Japan PM Suga’s cellphone cut call adds to BOJ’s headaches
Newsfrom JapanEconomy Politics
By Leika Kihara and Kaori Kaneko
TOKYO (Reuters) - Prime Minister Yoshihide Suga is making life tougher for the Bank of Japan as carriers respond to his calls to cut cellphone charges, a move seen as adding deflationary pressure on the country’s already weak economy.
Suga has publicly said he believes Japan’s cellphone fees are too high and that carriers are a monopoly, a message seen as resonating with younger voters.
Nodding to the pressure, major Japanese carriers NTT Docomo, KDDI and Softbank announced plans to cut charges by up to 20% from as early as March.
That could push down the core consumer price index, which fell 0.6% in January from a year earlier to mark the sixth straight month of falls, by as much as half a percentage point, analysts say.
The move highlights how deflation remains the BOJ’s primary headache, even as its U.S. and European peers face communication challenges posed by recent rises in inflation.
It also shows how in Japan, even seemingly straightforward government decisions can have vast ramifications for the BOJ, given the spectre of deflation.
“Unlike in the United States, government policies work to push down inflation in Japan,” said Mari Iwashita, chief market economist at Daiwa Securities.
“Japan is a country where companies struggle to raise prices because consumers are so sensitive to price hikes,” she added.
(Graphic: Japan is facing rising deflationary risks, https://graphics.reuters.com/JAPAN-ECONOMY/DEFLATION/jznpnolgjvl/chart.png)
(For an interactive graphic on Japan’s core consumer price index, click here https://tmsnrt.rs/3qAtiXc)
Cellphone fees have a big influence on Japan’s price gauge because they have the fourth highest weighting among the 523 components making up the core consumer price index (CPI).

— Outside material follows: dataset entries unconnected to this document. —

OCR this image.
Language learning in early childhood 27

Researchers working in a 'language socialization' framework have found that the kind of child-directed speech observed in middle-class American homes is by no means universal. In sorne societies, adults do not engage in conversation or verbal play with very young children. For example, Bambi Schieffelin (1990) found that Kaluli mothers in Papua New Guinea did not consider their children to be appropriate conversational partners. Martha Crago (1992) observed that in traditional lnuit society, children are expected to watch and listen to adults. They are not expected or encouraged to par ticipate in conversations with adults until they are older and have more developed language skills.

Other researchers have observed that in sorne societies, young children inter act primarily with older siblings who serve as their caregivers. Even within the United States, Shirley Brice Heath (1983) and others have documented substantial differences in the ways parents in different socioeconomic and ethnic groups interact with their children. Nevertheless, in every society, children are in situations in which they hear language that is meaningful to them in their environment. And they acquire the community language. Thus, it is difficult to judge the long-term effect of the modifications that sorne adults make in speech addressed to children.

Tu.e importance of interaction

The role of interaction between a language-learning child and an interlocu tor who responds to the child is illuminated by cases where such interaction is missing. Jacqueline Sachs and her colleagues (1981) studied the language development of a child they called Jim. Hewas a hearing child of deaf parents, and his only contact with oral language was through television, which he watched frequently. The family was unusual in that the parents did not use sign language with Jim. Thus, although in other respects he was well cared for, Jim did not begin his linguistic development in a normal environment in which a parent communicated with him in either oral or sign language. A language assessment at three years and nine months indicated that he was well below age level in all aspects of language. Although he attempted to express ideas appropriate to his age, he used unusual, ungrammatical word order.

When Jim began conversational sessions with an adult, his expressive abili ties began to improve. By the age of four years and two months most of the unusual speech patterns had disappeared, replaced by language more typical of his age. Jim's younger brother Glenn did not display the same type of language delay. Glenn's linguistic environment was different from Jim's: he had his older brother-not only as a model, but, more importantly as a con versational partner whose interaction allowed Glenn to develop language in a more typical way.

The resulting fall in core CPI would mostly offset an expected boost from a recent rise in energy costs and the base effect of last year’s pandemic-induced sharp declines, analysts say.
Excluding any impact from cellphone fee cuts, analysts expect core consumer prices to start creeping up by mid-year but rise only modestly thereafter.
“Bottom line, Japan’s trend inflation is quite weak because demand is sluggish,” said Yoshiki Shinke, chief economist at Dai-ichi Life Research Institute.
To be sure, lower fees would give households money to spend on other items. Fees for a 20-gigabyte plan in Tokyo are highest among the world’s six major cities and triple the sum in London, according to a Japanese government survey last year.
But data so far paints a bleak consumption outlook.
Bank deposits jumped a record 15.5% in January from a year earlier to 827 trillion yen ($7.83 trillion), 1.5 times the size of Japan’s economy, as households save rather than spend.
Real wages fell 1.2% last year, the fastest pace of drop since 2014. Nearly three quarters of firms have no plan to offer blanket base pay hikes at this year’s labour talks, a recent Reuters poll showed.
Takumi Harada, a 27-year-old engineer, says he would consider switching plans to reduce the 6,000 yen in smartphone fees his family pays each month.
But he has no intention of spending the extra money on other items. “I think I’ll just save,” he said.